Le Rénovateur is the only French-language newspaper in the Lao PDR (Laos). It is published weekly by the Lao Press in Foreign Languages, which is a specialised agency of the Ministry of Information and Culture

It was started in 1998 after the communist government decided to start a new policy in order to open the country. It was helped in the beginning by the Agence intergouvernementale de la Francophonie, an international organisation that promotes the French language, especially in Africa and in South-East Asia. Its first editor-in-chief was Douangta Manokoun, with the support of a French advisor, Michel Leroy. Since the newspaper's 200th edition, FrancoNet Canada has helped it to publish on-line. The French Cultural Center of Vientiane pays someone to correct the articles written by Laotian journalists.

Le Rénovateur is sometimes described as a propaganda newspaper by the opposition living abroad. In 2003, Le Rénovateur published an interview with Mr Phivath, the lawyer of Thierry Falise and Vincent Reynaud, European journalists arrested because they were investigating reports of the war between the Laotian Army and the country's Hmong tribespeople in the jungle of Saysomboun special zone.
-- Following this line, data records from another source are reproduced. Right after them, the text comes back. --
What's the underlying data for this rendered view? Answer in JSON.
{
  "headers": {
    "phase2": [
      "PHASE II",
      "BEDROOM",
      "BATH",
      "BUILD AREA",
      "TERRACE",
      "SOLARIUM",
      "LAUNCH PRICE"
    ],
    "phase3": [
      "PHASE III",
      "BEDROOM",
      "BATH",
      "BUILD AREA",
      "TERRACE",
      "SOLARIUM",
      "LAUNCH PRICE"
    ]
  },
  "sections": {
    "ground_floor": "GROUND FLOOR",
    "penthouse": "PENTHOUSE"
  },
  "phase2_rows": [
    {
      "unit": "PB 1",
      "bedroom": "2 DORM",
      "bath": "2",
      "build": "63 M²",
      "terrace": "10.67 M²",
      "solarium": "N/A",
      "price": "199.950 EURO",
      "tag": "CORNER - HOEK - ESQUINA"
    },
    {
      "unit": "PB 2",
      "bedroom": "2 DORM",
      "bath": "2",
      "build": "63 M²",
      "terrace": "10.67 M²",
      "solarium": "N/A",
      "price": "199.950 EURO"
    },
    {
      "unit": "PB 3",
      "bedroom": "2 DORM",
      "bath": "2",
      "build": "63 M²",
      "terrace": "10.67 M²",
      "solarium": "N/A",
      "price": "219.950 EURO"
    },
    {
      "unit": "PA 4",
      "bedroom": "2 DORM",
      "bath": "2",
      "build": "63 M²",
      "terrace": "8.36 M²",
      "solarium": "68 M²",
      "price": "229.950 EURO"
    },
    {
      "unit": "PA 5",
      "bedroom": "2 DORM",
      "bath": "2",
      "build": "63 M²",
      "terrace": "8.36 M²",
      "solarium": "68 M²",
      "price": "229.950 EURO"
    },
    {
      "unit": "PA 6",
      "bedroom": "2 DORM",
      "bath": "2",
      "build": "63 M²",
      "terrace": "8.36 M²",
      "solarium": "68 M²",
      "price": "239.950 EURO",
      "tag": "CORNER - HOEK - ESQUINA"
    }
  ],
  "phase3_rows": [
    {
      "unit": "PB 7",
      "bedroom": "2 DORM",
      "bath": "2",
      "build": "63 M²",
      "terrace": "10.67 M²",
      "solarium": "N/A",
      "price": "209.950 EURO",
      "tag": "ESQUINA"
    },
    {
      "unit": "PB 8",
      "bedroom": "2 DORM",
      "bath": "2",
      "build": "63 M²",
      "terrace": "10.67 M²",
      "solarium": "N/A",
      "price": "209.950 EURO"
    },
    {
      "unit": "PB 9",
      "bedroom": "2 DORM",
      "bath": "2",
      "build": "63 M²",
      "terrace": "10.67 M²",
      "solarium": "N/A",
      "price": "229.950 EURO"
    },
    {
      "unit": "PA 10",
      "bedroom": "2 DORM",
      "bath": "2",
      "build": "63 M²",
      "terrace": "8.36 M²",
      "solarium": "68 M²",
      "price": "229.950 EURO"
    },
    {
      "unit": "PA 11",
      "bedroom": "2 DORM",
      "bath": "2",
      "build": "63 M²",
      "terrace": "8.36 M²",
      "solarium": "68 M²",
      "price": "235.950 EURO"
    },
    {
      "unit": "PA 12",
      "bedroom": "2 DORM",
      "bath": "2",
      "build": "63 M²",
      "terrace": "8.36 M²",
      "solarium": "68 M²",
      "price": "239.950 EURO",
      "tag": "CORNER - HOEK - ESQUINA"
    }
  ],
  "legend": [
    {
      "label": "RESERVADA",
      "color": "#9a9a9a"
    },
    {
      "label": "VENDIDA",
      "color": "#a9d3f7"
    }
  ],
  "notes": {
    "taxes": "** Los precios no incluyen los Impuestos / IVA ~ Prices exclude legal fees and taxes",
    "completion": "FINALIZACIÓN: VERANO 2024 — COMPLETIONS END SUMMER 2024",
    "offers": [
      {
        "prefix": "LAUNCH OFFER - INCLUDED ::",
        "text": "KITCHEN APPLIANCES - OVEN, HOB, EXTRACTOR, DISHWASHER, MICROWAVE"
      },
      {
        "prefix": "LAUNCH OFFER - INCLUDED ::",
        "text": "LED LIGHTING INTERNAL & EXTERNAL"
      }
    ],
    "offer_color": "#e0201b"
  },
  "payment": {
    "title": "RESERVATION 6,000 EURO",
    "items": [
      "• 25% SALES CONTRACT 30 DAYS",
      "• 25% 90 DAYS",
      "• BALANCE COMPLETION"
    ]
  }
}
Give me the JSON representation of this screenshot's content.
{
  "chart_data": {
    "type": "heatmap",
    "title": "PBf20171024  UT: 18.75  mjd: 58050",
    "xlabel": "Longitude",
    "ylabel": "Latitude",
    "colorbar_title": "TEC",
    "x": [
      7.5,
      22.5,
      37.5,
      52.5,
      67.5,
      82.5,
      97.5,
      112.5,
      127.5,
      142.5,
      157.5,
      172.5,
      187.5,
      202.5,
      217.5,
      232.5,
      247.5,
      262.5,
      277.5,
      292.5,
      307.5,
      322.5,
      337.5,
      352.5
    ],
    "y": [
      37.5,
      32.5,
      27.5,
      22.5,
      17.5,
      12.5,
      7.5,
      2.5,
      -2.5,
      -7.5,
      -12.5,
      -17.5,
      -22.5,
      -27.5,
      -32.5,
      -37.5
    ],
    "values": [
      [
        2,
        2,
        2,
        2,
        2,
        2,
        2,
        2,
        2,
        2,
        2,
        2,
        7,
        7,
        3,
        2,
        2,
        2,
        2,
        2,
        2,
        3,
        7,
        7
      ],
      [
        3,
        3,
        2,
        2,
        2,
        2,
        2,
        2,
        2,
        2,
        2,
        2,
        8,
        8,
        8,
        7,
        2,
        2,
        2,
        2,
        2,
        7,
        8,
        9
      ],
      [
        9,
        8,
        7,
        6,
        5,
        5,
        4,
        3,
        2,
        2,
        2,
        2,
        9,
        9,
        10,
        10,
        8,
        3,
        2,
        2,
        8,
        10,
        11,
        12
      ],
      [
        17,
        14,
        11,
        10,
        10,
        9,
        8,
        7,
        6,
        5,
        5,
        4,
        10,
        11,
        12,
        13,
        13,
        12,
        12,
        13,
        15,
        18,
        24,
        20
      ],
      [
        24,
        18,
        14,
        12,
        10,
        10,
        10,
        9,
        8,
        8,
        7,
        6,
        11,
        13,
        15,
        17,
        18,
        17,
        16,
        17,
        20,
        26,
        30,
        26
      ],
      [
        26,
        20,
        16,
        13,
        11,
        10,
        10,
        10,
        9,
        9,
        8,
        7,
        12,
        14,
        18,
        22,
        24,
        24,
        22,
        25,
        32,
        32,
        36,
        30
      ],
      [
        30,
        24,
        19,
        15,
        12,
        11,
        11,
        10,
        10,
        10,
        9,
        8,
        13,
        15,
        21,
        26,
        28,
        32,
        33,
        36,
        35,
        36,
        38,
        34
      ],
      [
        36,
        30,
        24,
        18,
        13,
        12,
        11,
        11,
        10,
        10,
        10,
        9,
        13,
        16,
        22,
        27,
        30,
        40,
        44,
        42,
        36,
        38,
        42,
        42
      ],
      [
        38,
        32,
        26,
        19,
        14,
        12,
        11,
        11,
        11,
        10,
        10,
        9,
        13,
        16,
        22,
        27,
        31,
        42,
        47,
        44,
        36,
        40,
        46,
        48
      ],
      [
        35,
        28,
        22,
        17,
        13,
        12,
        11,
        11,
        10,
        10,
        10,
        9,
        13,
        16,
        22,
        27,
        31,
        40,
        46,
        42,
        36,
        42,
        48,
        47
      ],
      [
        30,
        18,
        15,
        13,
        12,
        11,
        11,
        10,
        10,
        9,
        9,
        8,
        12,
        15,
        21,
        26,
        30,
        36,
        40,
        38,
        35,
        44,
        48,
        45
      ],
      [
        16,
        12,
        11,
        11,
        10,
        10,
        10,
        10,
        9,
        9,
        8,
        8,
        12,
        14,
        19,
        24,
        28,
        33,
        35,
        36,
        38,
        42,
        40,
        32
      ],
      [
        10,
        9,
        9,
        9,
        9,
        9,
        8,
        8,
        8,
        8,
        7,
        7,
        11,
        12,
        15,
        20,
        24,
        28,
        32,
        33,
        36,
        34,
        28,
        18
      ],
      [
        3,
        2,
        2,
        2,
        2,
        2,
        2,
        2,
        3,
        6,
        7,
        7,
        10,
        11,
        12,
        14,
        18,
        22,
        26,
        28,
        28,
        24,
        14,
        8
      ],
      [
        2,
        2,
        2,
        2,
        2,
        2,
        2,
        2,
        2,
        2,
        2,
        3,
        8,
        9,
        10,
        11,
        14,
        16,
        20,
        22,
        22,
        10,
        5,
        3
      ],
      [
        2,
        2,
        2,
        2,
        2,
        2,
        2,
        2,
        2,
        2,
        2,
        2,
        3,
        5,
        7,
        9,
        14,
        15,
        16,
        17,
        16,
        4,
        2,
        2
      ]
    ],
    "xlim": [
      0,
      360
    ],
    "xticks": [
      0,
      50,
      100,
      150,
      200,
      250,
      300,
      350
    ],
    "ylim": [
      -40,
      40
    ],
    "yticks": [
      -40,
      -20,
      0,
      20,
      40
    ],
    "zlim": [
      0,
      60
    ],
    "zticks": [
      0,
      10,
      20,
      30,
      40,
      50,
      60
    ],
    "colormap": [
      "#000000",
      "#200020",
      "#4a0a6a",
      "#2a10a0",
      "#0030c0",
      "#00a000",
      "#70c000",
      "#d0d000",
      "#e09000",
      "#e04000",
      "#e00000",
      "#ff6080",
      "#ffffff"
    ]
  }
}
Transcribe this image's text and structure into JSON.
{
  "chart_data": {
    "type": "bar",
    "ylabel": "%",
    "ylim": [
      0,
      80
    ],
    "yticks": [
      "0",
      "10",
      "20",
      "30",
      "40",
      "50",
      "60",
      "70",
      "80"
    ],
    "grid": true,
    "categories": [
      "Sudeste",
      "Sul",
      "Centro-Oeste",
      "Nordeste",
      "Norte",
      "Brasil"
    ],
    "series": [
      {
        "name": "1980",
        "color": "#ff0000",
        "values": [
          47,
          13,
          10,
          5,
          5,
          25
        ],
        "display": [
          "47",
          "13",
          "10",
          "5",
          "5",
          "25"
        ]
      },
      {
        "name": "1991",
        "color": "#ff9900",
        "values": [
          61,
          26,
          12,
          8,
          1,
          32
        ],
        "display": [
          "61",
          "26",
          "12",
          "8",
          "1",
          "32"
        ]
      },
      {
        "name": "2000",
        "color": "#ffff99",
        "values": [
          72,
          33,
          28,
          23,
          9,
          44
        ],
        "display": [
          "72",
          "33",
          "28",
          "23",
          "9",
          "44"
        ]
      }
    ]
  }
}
The interviews were censored, but received the Prix de la libre expression (Free-Speech Prize), given by the Union de la Presse Francophone.

Also in 2003, Le Rénovateur published stories about working in garment sweat shops, film censorship at the beginning of the socialist revolution, and the difficulties of being gay in Vientiane.

Created by Soumsanouk Mixay, the newspaper was taken over Savankhone Razmountry in 2003.